NEED Staff Knows How to Party

Several NEED Staff members took the opportunity to view the eclipse in a fun way. TAB member and facilitator Don, watched with his family as the eclipse begin in Oregon. A few of our Kentucky Coordinators live on the path of totality in Western KY, including Sue, who experimented with Solar Beads during the eclipse. (check out her blog here.)

Our curriculum team hit the road to explore and view with their families. Caryn and her family headed to Springfield, TN, also in the path of totality. Caryn also happens to be an excellent photographer! She used a Canon ios Rebel with a 75-200mm lens. Her lens was at maximum zoom to take some of these AWESOME pics. Check out more here!

Solar energy before eclipse

Emily headed to historic Charleston, SC, to watch the eclipse as it exited the continent. She and 1,000 other people took in the sights from the Boone Plantation in Mt. Pleasant, just outside the city. Clouds started to roll in as totality approached, but luckily the clouds parted just in time for the main event! Emily used a telephoto lens attachment for her phone, but clouds tried to mess with her focus!  In the totality picture, you really must focus to see the corona ring amongst the clouds.
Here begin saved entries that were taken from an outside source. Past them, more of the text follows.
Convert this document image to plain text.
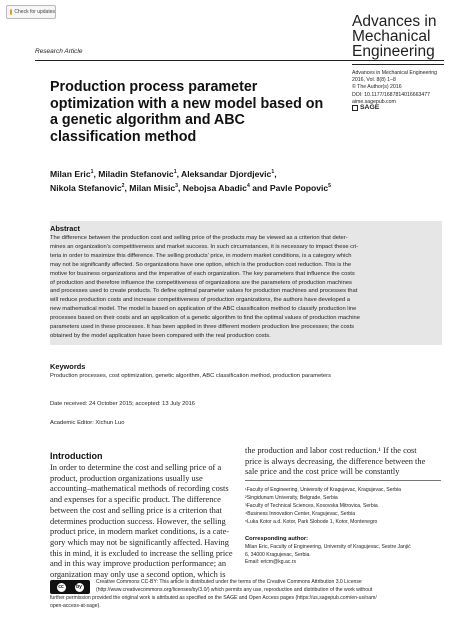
Check for updates
Advances in
Mechanical
Engineering
Research Article
Advances in Mechanical Engineering
2016, Vol. 8(8) 1–8
© The Author(s) 2016
DOI: 10.1177/1687814016663477
aime.sagepub.com
SAGE
Production process parameter optimization with a new model based on a genetic algorithm and ABC classification method
Milan Eric$^1$, Miladin Stefanovic$^1$, Aleksandar Djordjevic$^1$,
Nikola Stefanovic$^2$, Milan Misic$^3$, Nebojsa Abadic$^4$ and Pavle Popovic$^5$
Abstract
The difference between the production cost and selling price of the products may be viewed as a criterion that deter-
mines an organization’s competitiveness and market success. In such circumstances, it is necessary to impact these cri-
teria in order to maximize this difference. The selling products’ price, in modern market conditions, is a category which
may not be significantly affected. So organizations have one option, which is the production cost reduction. This is the
motive for business organizations and the imperative of each organization. The key parameters that influence the costs
of production and therefore influence the competitiveness of organizations are the parameters of production machines
and processes used to create products. To define optimal parameter values for production machines and processes that
will reduce production costs and increase competitiveness of production organizations, the authors have developed a
new mathematical model. The model is based on application of the ABC classification method to classify production line
processes based on their costs and an application of a genetic algorithm to find the optimal values of production machine
parameters used in these processes. It has been applied in three different modern production line processes; the costs
obtained by the model application have been compared with the real production costs.
Keywords
Production processes, cost optimization, genetic algorithm, ABC classification method, production parameters
Date received: 24 October 2015; accepted: 13 July 2016
Academic Editor: Xichun Luo
Introduction
In order to determine the cost and selling price of a
product, production organizations usually use
accounting–mathematical methods of recording costs
and expenses for a specific product. The difference
between the cost and selling price is a criterion that
determines production success. However, the selling
product price, in modern market conditions, is a cate-
gory which may not be significantly affected. Having
this in mind, it is excluded to increase the selling price
and in this way improve production performance; an
organization may only use a second option, which is
the production and labor cost reduction.¹ If the cost
price is always decreasing, the difference between the
sale price and the cost price will be constantly
¹Faculty of Engineering, University of Kragujevac, Kragujevac, Serbia
²Singidunum University, Belgrade, Serbia
³Faculty of Technical Sciences, Kosovska Mitrovica, Serbia
⁴Business Innovation Center, Kragujevac, Serbia
⁵Luka Kotor a.d. Kotor, Park Slobode 1, Kotor, Montenegro
Corresponding author:
Milan Eric, Faculty of Engineering, University of Kragujevac, Sestre Janjić
6, 34000 Kragujevac, Serbia.
Email: ericm@kg.ac.rs
cc	by
Creative Commons CC-BY: This article is distributed under the terms of the Creative Commons Attribution 3.0 License
(http://www.creativecommons.org/licenses/by/3.0/) which permits any use, reproduction and distribution of the work without
further permission provided the original work is attributed as specified on the SAGE and Open Access pages (https://us.sagepub.com/en-us/nam/
open-access-at-sage).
It was hard to capture with the autofocus on the iPhone camera but much easier to see with your eyes. There was a heat index of 100 degrees that day, but they noticed a definite cooling effect as the sun departed temporarily for totality. That was the best 1 minute and 37 seconds! Check out the difference in light before and during the eclipse!

And, NEED HQ in Northern VA had a fun tie-dye party as they eagerly awaited the partial eclipse view that peaked at 2:42 pm EDT, as the moon obscured 82% of the sun.

NEED staff during solar eclipse

Dog looking at solar eclipse

Did you take your own pictures? Google and UC Berkeley teamed up to make an Eclipse Mega Movie, showing the eclipse continuously from coast to coast. Upload your pics and add them to help complete the movie, or check it out to share with your classroom!  And, as always, you can use NASA’s Eclipse Live site for photos and videos from the day to use as you teach about eclipses and solar energy in your classroom.